Tariq se mit à ricaner. Bientôt, Laila et lui furent pris d'un fou rire irrépressible. Dès que l'un d'eux se calmait, l'autre pouffait, et c'était reparti pour un tour. Un homme assis deux rangs devant se retourna pour réclamer le silence.

Le film s'achevait sur une scène de mariage. Le capitaine, revenu à de meilleurs sentiments à l'égard de son second, avait accepté de lui donner la main de sa fille. Les jeunes mariés se souriaient. Tout le monde buvait de la vodka.

– Moi, je ne me marierai jamais, murmura Tariq.

– Moi non plus, répondit Laila.

Elle avait marqué une légère hésitation cependant, tant elle craignait que sa voix ne trahisse sa déception. Le cœur battant, elle ajouta avec plus de force :

– Jamais.

– Les mariages sont stupides.

– Toutes ces histoires…

– Tout cet argent fichu en l'air…

– Et pour quoi ?

– Pour des habits qu'on ne met qu'une fois.

– Ah, là là !

– Si je me marie un jour, affirma Tariq, il faudra faire de la place pour trois personnes sur l'estrade : la fiancée, moi et le type qui m'appuiera un revolver sur la tempe.

Le spectateur qui leur avait intimé de se taire se retourna de nouveau pour les fusiller du regard.

À l'écran, Alyona et son mari s'embrassaient.

Laila eut alors l'étrange impression de développer une sensibilité aiguë à tout ce qui l'entourait.
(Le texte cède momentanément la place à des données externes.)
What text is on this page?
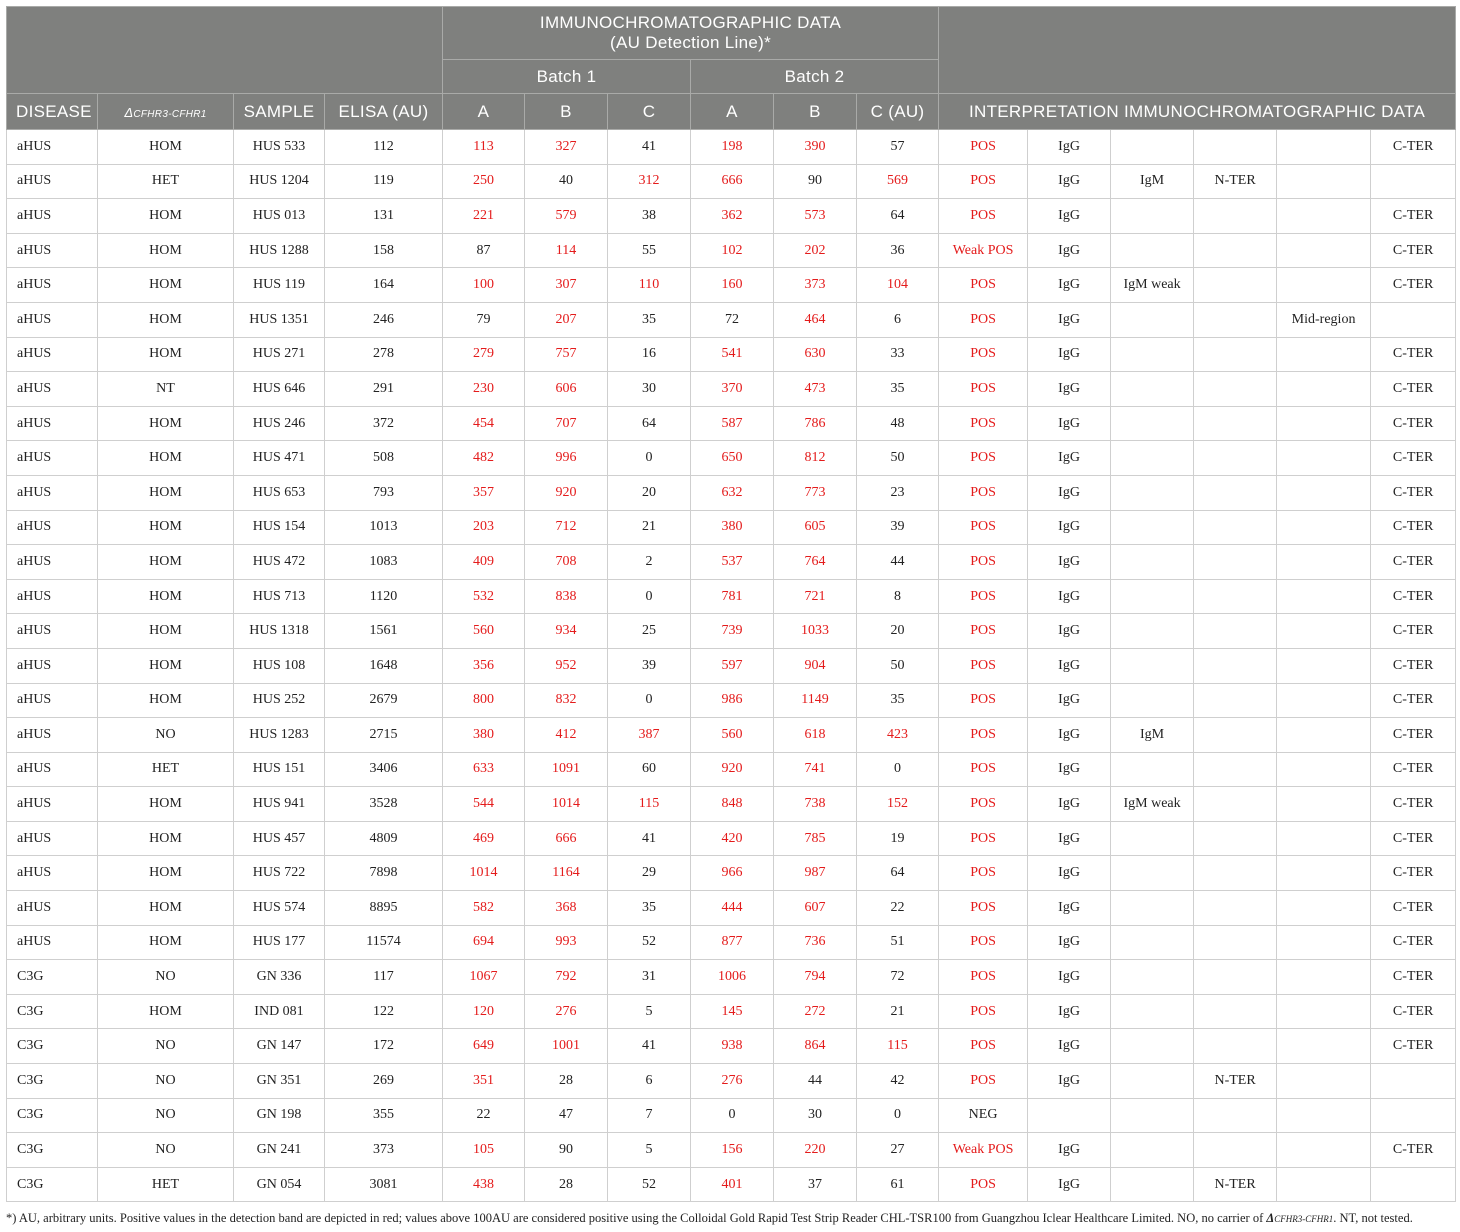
				IMMUNOCHROMATOGRAPHIC DATA
(AU Detection Line)*											
				Batch 1			Batch 2								
DISEASE	ΔCFHR3-CFHR1	SAMPLE	ELISA (AU)	A	B	C	A	B	C (AU)	INTERPRETATION IMMUNOCHROMATOGRAPHIC DATA					
aHUS	HOM	HUS 533	112	113	327	41	198	390	57	POS	IgG				C-TER
aHUS	HET	HUS 1204	119	250	40	312	666	90	569	POS	IgG	IgM	N-TER		
aHUS	HOM	HUS 013	131	221	579	38	362	573	64	POS	IgG				C-TER
aHUS	HOM	HUS 1288	158	87	114	55	102	202	36	Weak POS	IgG				C-TER
aHUS	HOM	HUS 119	164	100	307	110	160	373	104	POS	IgG	IgM weak			C-TER
aHUS	HOM	HUS 1351	246	79	207	35	72	464	6	POS	IgG			Mid-region	
aHUS	HOM	HUS 271	278	279	757	16	541	630	33	POS	IgG				C-TER
aHUS	NT	HUS 646	291	230	606	30	370	473	35	POS	IgG				C-TER
aHUS	HOM	HUS 246	372	454	707	64	587	786	48	POS	IgG				C-TER
aHUS	HOM	HUS 471	508	482	996	0	650	812	50	POS	IgG				C-TER
aHUS	HOM	HUS 653	793	357	920	20	632	773	23	POS	IgG				C-TER
aHUS	HOM	HUS 154	1013	203	712	21	380	605	39	POS	IgG				C-TER
aHUS	HOM	HUS 472	1083	409	708	2	537	764	44	POS	IgG				C-TER
aHUS	HOM	HUS 713	1120	532	838	0	781	721	8	POS	IgG				C-TER
aHUS	HOM	HUS 1318	1561	560	934	25	739	1033	20	POS	IgG				C-TER
aHUS	HOM	HUS 108	1648	356	952	39	597	904	50	POS	IgG				C-TER
aHUS	HOM	HUS 252	2679	800	832	0	986	1149	35	POS	IgG				C-TER
aHUS	NO	HUS 1283	2715	380	412	387	560	618	423	POS	IgG	IgM			C-TER
aHUS	HET	HUS 151	3406	633	1091	60	920	741	0	POS	IgG				C-TER
aHUS	HOM	HUS 941	3528	544	1014	115	848	738	152	POS	IgG	IgM weak			C-TER
aHUS	HOM	HUS 457	4809	469	666	41	420	785	19	POS	IgG				C-TER
aHUS	HOM	HUS 722	7898	1014	1164	29	966	987	64	POS	IgG				C-TER
aHUS	HOM	HUS 574	8895	582	368	35	444	607	22	POS	IgG				C-TER
aHUS	HOM	HUS 177	11574	694	993	52	877	736	51	POS	IgG				C-TER
C3G	NO	GN 336	117	1067	792	31	1006	794	72	POS	IgG				C-TER
C3G	HOM	IND 081	122	120	276	5	145	272	21	POS	IgG				C-TER
C3G	NO	GN 147	172	649	1001	41	938	864	115	POS	IgG				C-TER
C3G	NO	GN 351	269	351	28	6	276	44	42	POS	IgG		N-TER		
C3G	NO	GN 198	355	22	47	7	0	30	0	NEG					
C3G	NO	GN 241	373	105	90	5	156	220	27	Weak POS	IgG				C-TER
C3G	HET	GN 054	3081	438	28	52	401	37	61	POS	IgG		N-TER		
*) AU, arbitrary units. Positive values in the detection band are depicted in red; values above 100AU are considered positive using the Colloidal Gold Rapid Test Strip Reader CHL-TSR100 from Guangzhou Iclear Healthcare Limited. NO, no carrier of ΔCFHR3-CFHR1. NT, not tested.
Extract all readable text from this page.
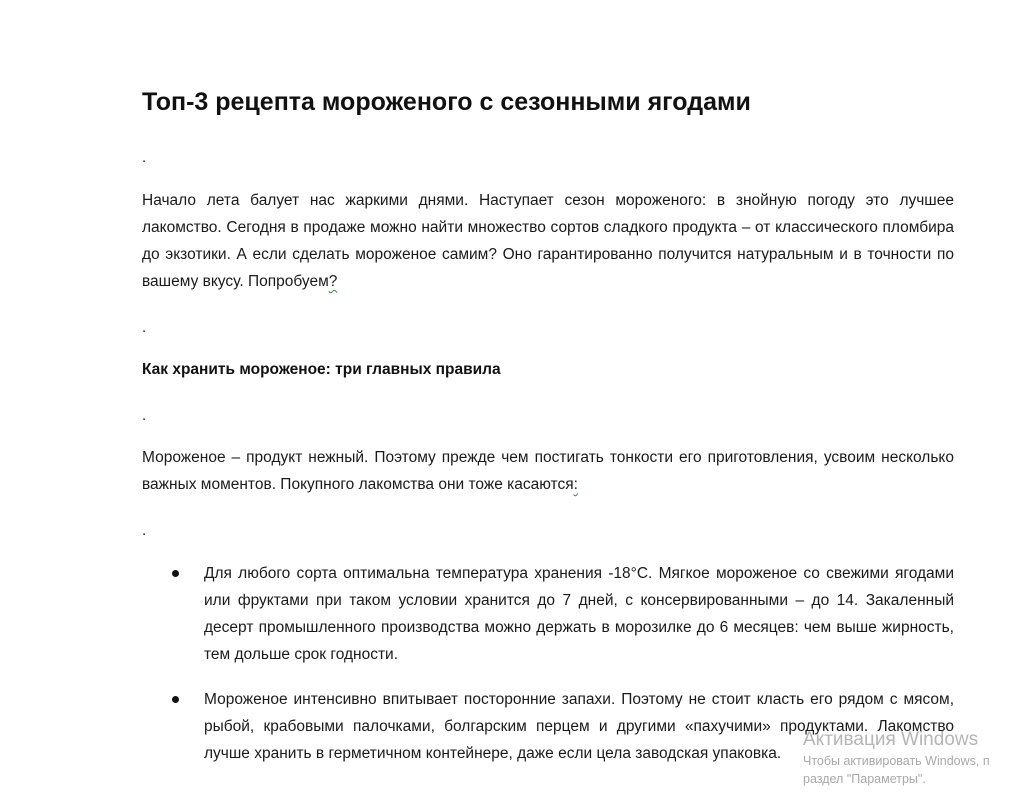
Топ-3 рецепта мороженого с сезонными ягодами
.

Начало лета балует нас жаркими днями. Наступает сезон мороженого: в знойную погоду это лучшее лакомство. Сегодня в продаже можно найти множество сортов сладкого продукта – от классического пломбира до экзотики. А если сделать мороженое самим? Оно гарантированно получится натуральным и в точности по вашему вкусу. Попробуем?

.
Как хранить мороженое: три главных правила
.

Мороженое – продукт нежный. Поэтому прежде чем постигать тонкости его приготовления, усвоим несколько важных моментов. Покупного лакомства они тоже касаются:

.
Для любого сорта оптимальна температура хранения -18°C. Мягкое мороженое со свежими ягодами или фруктами при таком условии хранится до 7 дней, с консервированными – до 14. Закаленный десерт промышленного производства можно держать в морозилке до 6 месяцев: чем выше жирность, тем дольше срок годности.
Мороженое интенсивно впитывает посторонние запахи. Поэтому не стоит класть его рядом с мясом, рыбой, крабовыми палочками, болгарским перцем и другими «пахучими» продуктами. Лакомство лучше хранить в герметичном контейнере, даже если цела заводская упаковка.
Активация Windows
Чтобы активировать Windows, п
раздел "Параметры".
Elle prit conscience du martèlement de son cœur dans sa poitrine, du sang qui bourdonnait à ses tempes, et de la présence de Tariq à côté d'elle. Tariq, qui s'était raidi et se tenait parfaitement immobile. Le baiser se prolongea. Il parut soudain impératif à Laila de ne pas bouger ni faire le moindre bruit. Elle devinait que son ami avait un œil sur l'écran, et l'autre sur elle. Tout comme elle. Entendait-il le sifflement de sa respiration ? Guettait-il un signe subtil, une altération révélatrice qui trahirait ses pensées ?

Et comment ce serait, se demanda-t-elle, de l'embrasser et de sentir le duvet au-dessus de sa bouche lui chatouiller les lèvres ?

Tariq s'agita sur son siège.

– Tu savais que quand on soufflait sa morve par terre en Sibérie, elle se transformait en glaçon vert avant même d'avoir touché le sol ?

Ils gloussèrent, mais d'un rire nerveux et qui ne dura pas. Lorsque le film se termina et qu'ils sortirent dans la rue, Laila fut soulagée de voir que la nuit commençait à tomber. Ainsi, elle n'aurait pas à croiser le regard de Tariq sous la lumière crue du jour.